Onde encontrar mais informações sobre educação financeira?
Associar a falta de educação financeira no Brasil à falta de informação já não é válido há muito tempo. Se tem algo que acontece é justamente o contrário, o excesso de informação, deixando até complicado selecionar informação de qualidade do mero conteúdo feito para gerar clique.
Mas não precisa ser assim. Plataformas de especialistas como Educando seu Bolso e Meu Bolso em Dia, iniciativa da Febraban, fornecem conteúdo útil e descomplicado. Além disso, jogos de finanças pessoais, hashtags nas redes sociais, podcasts e influenciadores de finanças estão sempre disponíveis e acessíveis.
O que podemos aprender com isso?
Os dados formam um retrato da educação financeira no Brasil que traz lições valiosas.
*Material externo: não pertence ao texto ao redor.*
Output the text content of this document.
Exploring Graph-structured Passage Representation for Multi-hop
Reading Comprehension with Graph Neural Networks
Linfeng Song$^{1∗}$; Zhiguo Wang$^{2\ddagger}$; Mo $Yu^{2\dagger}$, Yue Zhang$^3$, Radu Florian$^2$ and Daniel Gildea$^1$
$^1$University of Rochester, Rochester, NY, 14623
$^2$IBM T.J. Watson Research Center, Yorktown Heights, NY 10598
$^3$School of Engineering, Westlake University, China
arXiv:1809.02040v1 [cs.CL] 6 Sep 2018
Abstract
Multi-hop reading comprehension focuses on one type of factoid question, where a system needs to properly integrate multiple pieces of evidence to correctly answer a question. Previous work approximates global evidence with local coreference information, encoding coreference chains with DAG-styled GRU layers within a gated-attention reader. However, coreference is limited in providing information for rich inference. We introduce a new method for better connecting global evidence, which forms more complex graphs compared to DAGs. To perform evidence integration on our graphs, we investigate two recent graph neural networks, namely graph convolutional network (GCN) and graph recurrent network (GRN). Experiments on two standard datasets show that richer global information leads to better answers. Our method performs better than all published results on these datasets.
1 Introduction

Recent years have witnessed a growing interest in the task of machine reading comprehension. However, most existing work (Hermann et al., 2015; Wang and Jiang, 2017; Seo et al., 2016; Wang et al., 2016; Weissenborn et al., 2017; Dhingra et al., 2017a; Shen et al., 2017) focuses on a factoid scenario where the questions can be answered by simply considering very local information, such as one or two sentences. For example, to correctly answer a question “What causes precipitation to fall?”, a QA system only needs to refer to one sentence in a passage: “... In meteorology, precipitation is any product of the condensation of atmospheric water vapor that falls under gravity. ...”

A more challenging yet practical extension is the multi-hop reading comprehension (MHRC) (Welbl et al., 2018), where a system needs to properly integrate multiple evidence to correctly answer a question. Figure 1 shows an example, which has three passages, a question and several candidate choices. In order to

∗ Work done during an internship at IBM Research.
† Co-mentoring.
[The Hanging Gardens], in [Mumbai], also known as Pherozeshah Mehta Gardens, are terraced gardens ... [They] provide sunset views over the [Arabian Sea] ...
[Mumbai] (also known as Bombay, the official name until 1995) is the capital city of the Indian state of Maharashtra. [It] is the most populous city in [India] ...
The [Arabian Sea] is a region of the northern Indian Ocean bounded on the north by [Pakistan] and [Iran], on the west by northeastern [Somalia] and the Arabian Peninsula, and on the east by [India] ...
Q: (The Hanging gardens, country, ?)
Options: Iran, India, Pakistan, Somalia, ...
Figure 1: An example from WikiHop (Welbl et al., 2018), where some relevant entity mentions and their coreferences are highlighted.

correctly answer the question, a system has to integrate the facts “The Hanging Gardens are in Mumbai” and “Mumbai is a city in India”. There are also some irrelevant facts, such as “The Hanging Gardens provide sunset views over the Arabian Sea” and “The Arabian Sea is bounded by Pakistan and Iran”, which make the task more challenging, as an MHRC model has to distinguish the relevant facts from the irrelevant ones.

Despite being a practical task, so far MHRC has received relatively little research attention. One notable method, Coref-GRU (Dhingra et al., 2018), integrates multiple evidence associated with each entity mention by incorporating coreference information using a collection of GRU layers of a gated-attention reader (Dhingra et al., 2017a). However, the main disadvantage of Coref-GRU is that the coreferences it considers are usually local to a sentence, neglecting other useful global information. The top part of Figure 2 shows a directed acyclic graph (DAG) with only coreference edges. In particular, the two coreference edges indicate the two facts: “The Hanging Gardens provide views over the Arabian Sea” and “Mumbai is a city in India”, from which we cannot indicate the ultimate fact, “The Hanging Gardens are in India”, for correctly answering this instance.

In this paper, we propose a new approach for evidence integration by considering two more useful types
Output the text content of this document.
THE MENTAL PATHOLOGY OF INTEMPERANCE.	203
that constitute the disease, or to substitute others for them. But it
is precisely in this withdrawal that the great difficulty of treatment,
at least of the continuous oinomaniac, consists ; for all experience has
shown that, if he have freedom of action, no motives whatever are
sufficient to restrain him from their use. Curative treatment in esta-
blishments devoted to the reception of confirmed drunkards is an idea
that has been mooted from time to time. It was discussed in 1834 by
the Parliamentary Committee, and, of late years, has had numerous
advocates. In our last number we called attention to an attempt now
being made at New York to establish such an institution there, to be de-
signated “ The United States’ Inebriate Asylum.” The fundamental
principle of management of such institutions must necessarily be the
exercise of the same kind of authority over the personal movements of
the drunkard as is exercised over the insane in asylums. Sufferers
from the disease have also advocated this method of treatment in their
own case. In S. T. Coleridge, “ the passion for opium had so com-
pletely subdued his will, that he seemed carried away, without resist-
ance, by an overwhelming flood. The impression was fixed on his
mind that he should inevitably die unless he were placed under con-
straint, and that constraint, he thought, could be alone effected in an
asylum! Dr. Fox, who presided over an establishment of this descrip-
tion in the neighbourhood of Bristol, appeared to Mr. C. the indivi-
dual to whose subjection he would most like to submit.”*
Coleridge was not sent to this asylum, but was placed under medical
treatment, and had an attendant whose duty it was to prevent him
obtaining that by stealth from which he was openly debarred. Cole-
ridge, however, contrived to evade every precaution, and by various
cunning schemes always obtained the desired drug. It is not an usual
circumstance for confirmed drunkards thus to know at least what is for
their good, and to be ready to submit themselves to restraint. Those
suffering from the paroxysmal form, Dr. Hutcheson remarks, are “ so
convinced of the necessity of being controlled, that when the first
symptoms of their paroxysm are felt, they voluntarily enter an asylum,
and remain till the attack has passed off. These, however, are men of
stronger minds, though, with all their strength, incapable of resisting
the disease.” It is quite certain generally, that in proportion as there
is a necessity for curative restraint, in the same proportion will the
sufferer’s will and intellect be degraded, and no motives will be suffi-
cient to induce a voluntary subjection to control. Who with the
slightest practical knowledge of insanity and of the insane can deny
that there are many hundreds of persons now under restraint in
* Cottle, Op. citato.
Em primeiro lugar, eles mostram que acesso à informação, crédito fácil e até ferramentas digitais sofisticadas, não são suficientes para transformar o comportamento das pessoas.
O efeito é até o contrário, com ofertas de crédito agressivas e um mapeamento meia-boca dos clientes, até o mais informado pode cair em armadilhas. Ou seja, a questão além de acesso, é também sobre cultura e disciplina no uso do dinheiro.
Além disso, controlar o orçamento, ainda que seja apenas um acompanhamento básico de receitas e despesas, já é um passo fundamental. O problema é parar por aí: sem transformar esse controle em planejamento de longo prazo, a roda da inadimplência continua girando.
Educação financeira não se mede apenas pelo quanto a pessoa ganha, mas pela forma como lida com esse recurso. Em tempos em que os indicadores de renda e desemprego estão nos melhores dos últimos tempos, a alta inadimplência pode ser explicada pela falta de educação financeira.
Por fim, a comparação social e o consumo por status são inimigos silenciosos da saúde financeira. A lição que fica é simples e dura: sem disciplina, sem planejamento e sem definir prioridades reais, mesmo quem tem acesso a crédito e informação continuará preso ao ciclo de dívida e ansiedade.
Conclusão: novos caminhos para educação financeira
A educação financeira no Brasil continua sendo um desafio enorme, mas não é um beco sem saída. Os dados mostram que, apesar das dificuldades, boa parte da população já deu o primeiro passo. O desafio agora é transformar esse hábito em consciência mais ampla e responsabilizar também quem faz a roda girar.
No fim das contas, educação financeira não é sobre números complexos ou investimentos sofisticados, mas sobre escolhas conscientes. É decidir abrir mão de excessos hoje para ter tranquilidade amanhã. Se cada brasileiro conseguir enxergar o dinheiro não como um problema, mas como um instrumento de realização, talvez possamos, enfim, mudar o cenário trágico que ainda nos acompanha.